Not every orchestra is prepared to undertake such an approach. When Horowitz was working with the New Jersey Symphony, he made contact with Hassan Williams and the students of Malcolm X Shabazz. He invited them to events at the hall and visited the school with members of the orchestra. (It was Horowitz who suggested that I observe Williams’s class.) On the occasion of a New Jersey Sibelius festival, Vernon Jones was inspired to write a Sibelius-like piece for band. Unfortunately, the initiative met resistance from a member of the administration, who did not enjoy having the students on the premises. One day, when they left the hall, he was heard to say, “Never again.” That man is no longer with the orchestra, but his s
pirit persists at more than one classical institution.
On Westminster Street, in the West End section of Providence, Rhode Island, there are diners, corner markets, auto-repair stores, and, at number 1392, the Providence String Quartet. People often do a double take at the surreal sight of a chamber group playing Beethoven behind a storefront in a lower-income neighborhood. Although the quartet performs at colleges and museums, its main mission is to teach. It is the heart of a nonprofit organization, Community MusicWorks, which does more than bring music to young people; it is an authentically revolutionary outfit in which the distinction between performing and teaching disappears.
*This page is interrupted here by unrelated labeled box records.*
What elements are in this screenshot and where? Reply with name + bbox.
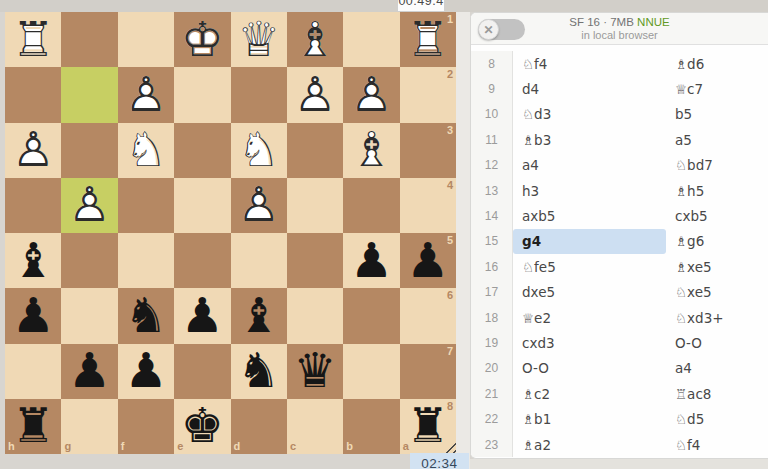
black-pawn: ♟	[343, 233, 399, 288]
square-a8[interactable]: 8a♜	[400, 399, 456, 454]
move-list: 8♘f4♗d69d4♕c710♘d3b511♗b3a512a4♘bd713h3♗…	[471, 45, 768, 457]
engine-panel-header: ✕ SF 16 · 7MB NNUE in local browser	[471, 13, 768, 45]
square-f3[interactable]: ♞♘	[118, 123, 174, 178]
black-knight: ♞	[231, 344, 287, 399]
square-h1[interactable]: ♜♖	[5, 12, 61, 67]
square-d3[interactable]: ♞♘	[231, 123, 287, 178]
move-9-white[interactable]: d4	[513, 76, 666, 101]
file-label-h: h	[8, 441, 15, 452]
page-header-strip	[0, 0, 768, 12]
move-number: 23	[471, 432, 513, 457]
white-pawn: ♟♙	[5, 123, 61, 178]
square-c2[interactable]: ♟♙	[287, 67, 343, 122]
move-9-black[interactable]: ♕c7	[666, 76, 768, 101]
rank-label-7: 7	[447, 346, 453, 357]
square-b2[interactable]: ♟♙	[343, 67, 399, 122]
white-bishop: ♝♗	[287, 12, 343, 67]
engine-analysis-panel: ✕ SF 16 · 7MB NNUE in local browser 8♘f4…	[470, 12, 768, 459]
move-number: 22	[471, 406, 513, 431]
square-b7[interactable]	[343, 344, 399, 399]
file-label-b: b	[346, 441, 353, 452]
move-number: 21	[471, 381, 513, 406]
square-b5[interactable]: ♟	[343, 233, 399, 288]
move-13-black[interactable]: ♗h5	[666, 178, 768, 203]
square-d2[interactable]	[231, 67, 287, 122]
black-clock-time: 02:34	[410, 453, 469, 469]
move-8-white[interactable]: ♘f4	[513, 51, 666, 76]
square-e2[interactable]	[174, 67, 230, 122]
move-17-black[interactable]: ♘xe5	[666, 280, 768, 305]
move-23-white[interactable]: ♗a2	[513, 432, 666, 457]
move-number: 14	[471, 203, 513, 228]
move-16-black[interactable]: ♗xe5	[666, 254, 768, 279]
rank-label-2: 2	[447, 69, 453, 80]
move-13-white[interactable]: h3	[513, 178, 666, 203]
x-icon: ✕	[483, 23, 493, 37]
square-d6[interactable]: ♝	[231, 288, 287, 343]
square-g1[interactable]	[61, 12, 117, 67]
file-label-e: e	[177, 441, 183, 452]
white-clock-time: 00:49.4	[398, 0, 444, 11]
move-22-white[interactable]: ♗b1	[513, 406, 666, 431]
square-g8[interactable]: g	[61, 399, 117, 454]
move-number: 20	[471, 356, 513, 381]
square-h5[interactable]: ♝	[5, 233, 61, 288]
square-c7[interactable]: ♛	[287, 344, 343, 399]
square-e7[interactable]	[174, 344, 230, 399]
move-18-white[interactable]: ♕e2	[513, 305, 666, 330]
square-h8[interactable]: h♜	[5, 399, 61, 454]
square-h4[interactable]	[5, 178, 61, 233]
move-number: 18	[471, 305, 513, 330]
move-number: 11	[471, 127, 513, 152]
move-number: 17	[471, 280, 513, 305]
square-e8[interactable]: e♚	[174, 399, 230, 454]
rank-label-5: 5	[447, 235, 453, 246]
square-h7[interactable]	[5, 344, 61, 399]
square-a1[interactable]: 1♜♖	[400, 12, 456, 67]
move-number: 12	[471, 153, 513, 178]
file-label-a: a	[403, 441, 409, 452]
black-pawn: ♟	[5, 288, 61, 343]
move-10-black[interactable]: b5	[666, 102, 768, 127]
square-g5[interactable]	[61, 233, 117, 288]
black-knight: ♞	[118, 288, 174, 343]
square-e6[interactable]: ♟	[174, 288, 230, 343]
white-pawn: ♟♙	[287, 67, 343, 122]
square-e4[interactable]	[174, 178, 230, 233]
move-14-white[interactable]: axb5	[513, 203, 666, 228]
move-12-white[interactable]: a4	[513, 153, 666, 178]
square-b6[interactable]	[343, 288, 399, 343]
engine-name: SF 16 · 7MB NNUE	[569, 16, 669, 29]
square-a5[interactable]: 5♟	[400, 233, 456, 288]
white-pawn: ♟♙	[61, 178, 117, 233]
rank-label-4: 4	[447, 180, 453, 191]
square-a7[interactable]: 7	[400, 344, 456, 399]
engine-nnue-badge: NNUE	[637, 16, 670, 28]
white-pawn: ♟♙	[231, 178, 287, 233]
square-a4[interactable]: 4	[400, 178, 456, 233]
move-16-white[interactable]: ♘fe5	[513, 254, 666, 279]
square-c1[interactable]: ♝♗	[287, 12, 343, 67]
square-b1[interactable]	[343, 12, 399, 67]
square-f2[interactable]: ♟♙	[118, 67, 174, 122]
square-g4[interactable]: ♟♙	[61, 178, 117, 233]
white-knight: ♞♘	[118, 123, 174, 178]
engine-toggle-knob[interactable]: ✕	[478, 19, 499, 40]
square-a6[interactable]: 6	[400, 288, 456, 343]
move-11-white[interactable]: ♗b3	[513, 127, 666, 152]
board-panel-gap	[456, 12, 470, 469]
move-10-white[interactable]: ♘d3	[513, 102, 666, 127]
move-20-black[interactable]: a4	[666, 356, 768, 381]
chess-board[interactable]: ♜♖♚♔♛♕♝♗1♜♖♟♙♟♙♟♙2♟♙♞♘♞♘♝♗3♟♙♟♙4♝♟5♟♟♞♟♝…	[5, 12, 456, 454]
move-14-black[interactable]: cxb5	[666, 203, 768, 228]
move-17-white[interactable]: dxe5	[513, 280, 666, 305]
file-label-d: d	[234, 441, 241, 452]
black-clock: 02:34	[410, 453, 469, 469]
square-d5[interactable]	[231, 233, 287, 288]
square-d1[interactable]: ♛♕	[231, 12, 287, 67]
square-c5[interactable]	[287, 233, 343, 288]
engine-subtitle: in local browser	[581, 29, 657, 41]
black-pawn: ♟	[118, 344, 174, 399]
white-pawn: ♟♙	[343, 67, 399, 122]
move-number: 16	[471, 254, 513, 279]
square-a2[interactable]: 2	[400, 67, 456, 122]
square-e1[interactable]: ♚♔	[174, 12, 230, 67]
move-number: 8	[471, 51, 513, 76]
file-label-g: g	[64, 441, 71, 452]
square-a3[interactable]: 3	[400, 123, 456, 178]
black-queen: ♛	[287, 344, 343, 399]
square-g6[interactable]	[61, 288, 117, 343]
move-11-black[interactable]: a5	[666, 127, 768, 152]
move-8-black[interactable]: ♗d6	[666, 51, 768, 76]
move-21-black[interactable]: ♖ac8	[666, 381, 768, 406]
square-f7[interactable]: ♟	[118, 344, 174, 399]
black-pawn: ♟	[174, 288, 230, 343]
move-number: 19	[471, 330, 513, 355]
square-f8[interactable]: f	[118, 399, 174, 454]
square-c8[interactable]: c	[287, 399, 343, 454]
file-label-f: f	[121, 441, 125, 452]
square-d7[interactable]: ♞	[231, 344, 287, 399]
move-20-white[interactable]: O-O	[513, 356, 666, 381]
move-12-black[interactable]: ♘bd7	[666, 153, 768, 178]
move-21-white[interactable]: ♗c2	[513, 381, 666, 406]
move-15-black[interactable]: ♗g6	[666, 229, 768, 254]
move-19-white[interactable]: cxd3	[513, 330, 666, 355]
square-c3[interactable]	[287, 123, 343, 178]
white-pawn: ♟♙	[118, 67, 174, 122]
square-d8[interactable]: d	[231, 399, 287, 454]
rank-label-8: 8	[447, 401, 453, 412]
square-h3[interactable]: ♟♙	[5, 123, 61, 178]
white-queen: ♛♕	[231, 12, 287, 67]
square-b3[interactable]: ♝♗	[343, 123, 399, 178]
engine-toggle[interactable]: ✕	[478, 19, 525, 40]
move-number: 10	[471, 102, 513, 127]
move-number: 15	[471, 229, 513, 254]
file-label-c: c	[290, 441, 296, 452]
move-15-white[interactable]: g4	[513, 229, 666, 254]
white-rook: ♜♖	[5, 12, 61, 67]
square-f1[interactable]	[118, 12, 174, 67]
move-23-black[interactable]: ♘f4	[666, 432, 768, 457]
move-18-black[interactable]: ♘xd3+	[666, 305, 768, 330]
black-pawn: ♟	[61, 344, 117, 399]
square-b4[interactable]	[343, 178, 399, 233]
move-22-black[interactable]: ♘d5	[666, 406, 768, 431]
square-g2[interactable]	[61, 67, 117, 122]
square-f4[interactable]	[118, 178, 174, 233]
square-g7[interactable]: ♟	[61, 344, 117, 399]
white-king: ♚♔	[174, 12, 230, 67]
page-background	[470, 459, 768, 469]
white-bishop: ♝♗	[343, 123, 399, 178]
square-f6[interactable]: ♞	[118, 288, 174, 343]
move-number: 13	[471, 178, 513, 203]
square-h2[interactable]	[5, 67, 61, 122]
square-g3[interactable]	[61, 123, 117, 178]
square-f5[interactable]	[118, 233, 174, 288]
square-c4[interactable]	[287, 178, 343, 233]
square-d4[interactable]: ♟♙	[231, 178, 287, 233]
square-b8[interactable]: b	[343, 399, 399, 454]
square-c6[interactable]	[287, 288, 343, 343]
white-knight: ♞♘	[231, 123, 287, 178]
rank-label-1: 1	[447, 14, 453, 25]
square-e5[interactable]	[174, 233, 230, 288]
move-number: 9	[471, 76, 513, 101]
rank-label-3: 3	[447, 125, 453, 136]
black-bishop: ♝	[231, 288, 287, 343]
rank-label-6: 6	[447, 290, 453, 301]
white-clock: 00:49.4	[397, 0, 445, 12]
square-e3[interactable]	[174, 123, 230, 178]
move-19-black[interactable]: O-O	[666, 330, 768, 355]
black-bishop: ♝	[5, 233, 61, 288]
square-h6[interactable]: ♟	[5, 288, 61, 343]
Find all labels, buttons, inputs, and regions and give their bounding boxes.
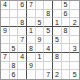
given-cell-r7c1: 7 (1, 53, 10, 62)
empty-cell-r1c5[interactable] (36, 1, 45, 10)
empty-cell-r3c1[interactable] (1, 18, 10, 27)
empty-cell-r4c3[interactable] (18, 27, 27, 36)
empty-cell-r7c2[interactable] (10, 53, 19, 62)
empty-cell-r8c7[interactable] (53, 62, 62, 71)
empty-cell-r8c5[interactable] (36, 62, 45, 71)
empty-cell-r5c9[interactable] (70, 36, 79, 45)
empty-cell-r3c6[interactable] (44, 18, 53, 27)
empty-cell-r8c9[interactable] (70, 62, 79, 71)
given-cell-r3c9: 2 (70, 18, 79, 27)
empty-cell-r2c9[interactable] (70, 10, 79, 19)
given-cell-r7c3: 4 (18, 53, 27, 62)
given-cell-r5c7: 5 (53, 36, 62, 45)
given-cell-r9c6: 7 (44, 70, 53, 79)
given-cell-r5c3: 7 (18, 36, 27, 45)
empty-cell-r9c3[interactable] (18, 70, 27, 79)
empty-cell-r7c4[interactable] (27, 53, 36, 62)
given-cell-r6c6: 4 (44, 44, 53, 53)
given-cell-r8c2: 8 (10, 62, 19, 71)
given-cell-r6c4: 8 (27, 44, 36, 53)
empty-cell-r6c3[interactable] (18, 44, 27, 53)
empty-cell-r1c9[interactable] (70, 1, 79, 10)
empty-cell-r5c1[interactable] (1, 36, 10, 45)
empty-cell-r9c5[interactable] (36, 70, 45, 79)
empty-cell-r8c8[interactable] (62, 62, 71, 71)
empty-cell-r8c3[interactable] (18, 62, 27, 71)
empty-cell-r5c2[interactable] (10, 36, 19, 45)
empty-cell-r4c2[interactable] (10, 27, 19, 36)
given-cell-r4c8: 8 (62, 27, 71, 36)
given-cell-r6c9: 3 (70, 44, 79, 53)
empty-cell-r9c4[interactable] (27, 70, 36, 79)
given-cell-r8c4: 9 (27, 62, 36, 71)
given-cell-r6c2: 5 (10, 44, 19, 53)
given-cell-r7c5: 1 (36, 53, 45, 62)
empty-cell-r9c8[interactable] (62, 70, 71, 79)
given-cell-r3c7: 1 (53, 18, 62, 27)
given-cell-r2c6: 8 (44, 10, 53, 19)
empty-cell-r6c8[interactable] (62, 44, 71, 53)
empty-cell-r1c6[interactable] (44, 1, 53, 10)
empty-cell-r7c8[interactable] (62, 53, 71, 62)
empty-cell-r1c2[interactable] (10, 1, 19, 10)
empty-cell-r2c4[interactable] (27, 10, 36, 19)
empty-cell-r6c1[interactable] (1, 44, 10, 53)
given-cell-r1c1: 4 (1, 1, 10, 10)
empty-cell-r5c6[interactable] (44, 36, 53, 45)
empty-cell-r1c7[interactable] (53, 1, 62, 10)
empty-cell-r7c9[interactable] (70, 53, 79, 62)
given-cell-r1c8: 5 (62, 1, 71, 10)
empty-cell-r8c6[interactable] (44, 62, 53, 71)
empty-cell-r2c2[interactable] (10, 10, 19, 19)
empty-cell-r9c1[interactable] (1, 70, 10, 79)
empty-cell-r2c1[interactable] (1, 10, 10, 19)
empty-cell-r4c9[interactable] (70, 27, 79, 36)
given-cell-r1c4: 7 (27, 1, 36, 10)
empty-cell-r2c5[interactable] (36, 10, 45, 19)
given-cell-r3c5: 5 (36, 18, 45, 27)
given-cell-r4c4: 1 (27, 27, 36, 36)
given-cell-r9c7: 2 (53, 70, 62, 79)
given-cell-r4c6: 5 (44, 27, 53, 36)
empty-cell-r4c5[interactable] (36, 27, 45, 36)
given-cell-r5c5: 9 (36, 36, 45, 45)
empty-cell-r3c4[interactable] (27, 18, 36, 27)
empty-cell-r2c3[interactable] (18, 10, 27, 19)
sudoku-board: 4675868512915879558437418896725 (0, 0, 80, 80)
empty-cell-r3c8[interactable] (62, 18, 71, 27)
given-cell-r7c7: 8 (53, 53, 62, 62)
given-cell-r4c1: 9 (1, 27, 10, 36)
empty-cell-r8c1[interactable] (1, 62, 10, 71)
given-cell-r3c3: 8 (18, 18, 27, 27)
empty-cell-r5c4[interactable] (27, 36, 36, 45)
given-cell-r1c3: 6 (18, 1, 27, 10)
empty-cell-r7c6[interactable] (44, 53, 53, 62)
given-cell-r9c9: 5 (70, 70, 79, 79)
empty-cell-r4c7[interactable] (53, 27, 62, 36)
given-cell-r9c2: 6 (10, 70, 19, 79)
empty-cell-r2c7[interactable] (53, 10, 62, 19)
empty-cell-r3c2[interactable] (10, 18, 19, 27)
empty-cell-r5c8[interactable] (62, 36, 71, 45)
given-cell-r2c8: 6 (62, 10, 71, 19)
empty-cell-r6c7[interactable] (53, 44, 62, 53)
empty-cell-r6c5[interactable] (36, 44, 45, 53)
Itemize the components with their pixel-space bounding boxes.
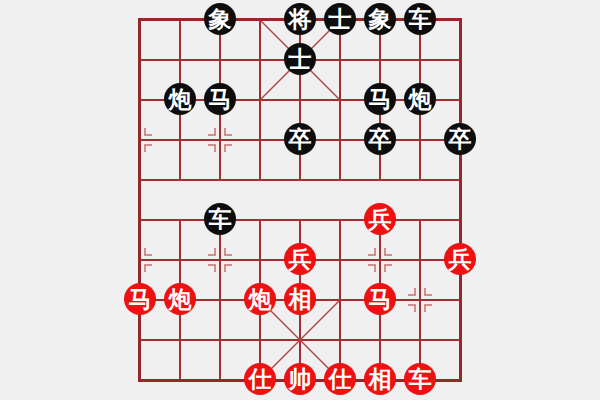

The core members of Community MusicWorks, which was founded in 1997, are Jesse Holstein and Jessie Montgomery, violinists; Sebastian Ruth, violist; and Sara Stalnaker, cellist. They were trained for conventional careers at Juilliard, Oberlin, and Brown University, but they chose a different definition of success. Ruth, a man with an elegant face and a mellifluous voice, is their ringleader. He grew up in Ithaca, the son of two ex-hippie parents, who sent him to the Alternative Community School. Instead of going to a conservatory, he went to Brown and studied the philosophy of education. He read the work of Paulo Freire, the author of Pedagogy of the Oppressed, and Maxine Greene, who wrote Releasing the Imagination. Greene has argued that arts education can be not only a leisure pursuit or subculture for gifted children but an instigator of social change. Ruth decided to put these ideas into practice, by playing in a group that was part of the street life of a city.